求人票によると、新ポストはバンガードの個人富裕層向け仮想通貨戦略の立案・実行を統括するほか、規制当局や業界関係者との折衝、「市場基準の策定への影響」も職務に含まれる。仮想通貨に関するバンガード内外の最上位の専門家として機能することも求められるという。
報道によれば、同社が仮想通貨関連の戦略・施策を横断的に担う専任ポストを設けるのは今回が初めてとみられる。バンガードは2025年末時点で運用資産残高が12兆ドルに達しており、世界最大の資産運用会社ブラックロックに次ぐ規模だ。

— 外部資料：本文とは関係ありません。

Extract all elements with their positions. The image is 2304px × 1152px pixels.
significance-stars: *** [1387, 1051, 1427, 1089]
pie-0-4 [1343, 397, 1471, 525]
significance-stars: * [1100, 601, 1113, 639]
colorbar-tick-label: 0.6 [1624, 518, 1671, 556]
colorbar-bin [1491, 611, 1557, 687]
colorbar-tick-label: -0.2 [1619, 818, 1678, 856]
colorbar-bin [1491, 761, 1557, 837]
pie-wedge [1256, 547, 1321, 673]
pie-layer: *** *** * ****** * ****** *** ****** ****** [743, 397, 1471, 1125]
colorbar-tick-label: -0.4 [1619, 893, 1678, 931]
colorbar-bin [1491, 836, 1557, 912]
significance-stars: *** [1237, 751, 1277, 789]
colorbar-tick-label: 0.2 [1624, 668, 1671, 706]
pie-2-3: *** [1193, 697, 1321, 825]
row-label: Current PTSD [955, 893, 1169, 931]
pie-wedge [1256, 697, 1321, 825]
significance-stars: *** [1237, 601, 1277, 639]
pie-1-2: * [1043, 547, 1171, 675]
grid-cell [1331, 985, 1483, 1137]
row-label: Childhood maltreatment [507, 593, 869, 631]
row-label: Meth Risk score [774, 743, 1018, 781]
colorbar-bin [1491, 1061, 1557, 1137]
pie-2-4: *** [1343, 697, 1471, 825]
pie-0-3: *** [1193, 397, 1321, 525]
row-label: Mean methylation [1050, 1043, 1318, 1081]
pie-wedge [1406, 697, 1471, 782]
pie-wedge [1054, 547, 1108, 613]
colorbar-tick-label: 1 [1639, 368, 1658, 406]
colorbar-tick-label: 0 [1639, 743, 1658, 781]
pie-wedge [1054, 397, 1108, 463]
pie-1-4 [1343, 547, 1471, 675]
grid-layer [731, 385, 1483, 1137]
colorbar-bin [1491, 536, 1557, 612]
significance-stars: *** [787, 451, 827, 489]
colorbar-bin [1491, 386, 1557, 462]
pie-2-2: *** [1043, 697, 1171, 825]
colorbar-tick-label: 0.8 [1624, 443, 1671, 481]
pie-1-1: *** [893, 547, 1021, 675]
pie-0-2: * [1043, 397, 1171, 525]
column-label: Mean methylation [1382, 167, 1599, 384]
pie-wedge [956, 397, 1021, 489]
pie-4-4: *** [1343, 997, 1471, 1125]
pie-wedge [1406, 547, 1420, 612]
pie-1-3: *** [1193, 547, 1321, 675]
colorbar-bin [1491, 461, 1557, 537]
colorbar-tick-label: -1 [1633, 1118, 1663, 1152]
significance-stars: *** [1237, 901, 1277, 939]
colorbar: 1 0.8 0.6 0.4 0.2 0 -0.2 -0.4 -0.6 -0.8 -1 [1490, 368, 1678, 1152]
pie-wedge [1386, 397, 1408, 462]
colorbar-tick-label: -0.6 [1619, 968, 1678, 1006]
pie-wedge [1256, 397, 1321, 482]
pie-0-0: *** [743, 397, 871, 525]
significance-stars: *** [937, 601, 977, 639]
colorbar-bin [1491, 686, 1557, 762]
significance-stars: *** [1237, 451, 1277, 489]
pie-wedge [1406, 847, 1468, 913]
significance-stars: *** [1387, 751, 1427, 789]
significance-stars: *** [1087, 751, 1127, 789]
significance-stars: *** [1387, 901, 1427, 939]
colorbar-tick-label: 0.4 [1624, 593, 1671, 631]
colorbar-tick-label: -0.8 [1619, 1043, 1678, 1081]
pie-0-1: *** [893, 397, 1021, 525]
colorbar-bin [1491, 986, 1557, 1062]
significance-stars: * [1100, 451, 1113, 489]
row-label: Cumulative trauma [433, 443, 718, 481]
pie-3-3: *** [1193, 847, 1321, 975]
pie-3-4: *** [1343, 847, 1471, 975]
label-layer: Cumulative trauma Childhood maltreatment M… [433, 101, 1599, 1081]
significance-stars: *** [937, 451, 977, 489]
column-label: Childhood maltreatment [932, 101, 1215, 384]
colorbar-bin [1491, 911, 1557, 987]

バンガードはこれまで、ビットコインを「長期投資家に不適切な未成熟資産」と位置づけ、批判的な姿勢を維持してきた。最高経営責任者(CEO)のサリム・ラムジ氏は、ブラックロックやフィデリティのように自社の仮想通貨現物ETFを提供しない方針だと表明している。
一方で同社は昨年12月、ビットコイン・ソラナ・XRP・イーサリアムなどを保有するETFを自社取引プラットフォームで売買可能にし、世界最大のビットコイン保有企業ストラテジーの筆頭株主となった経緯もある。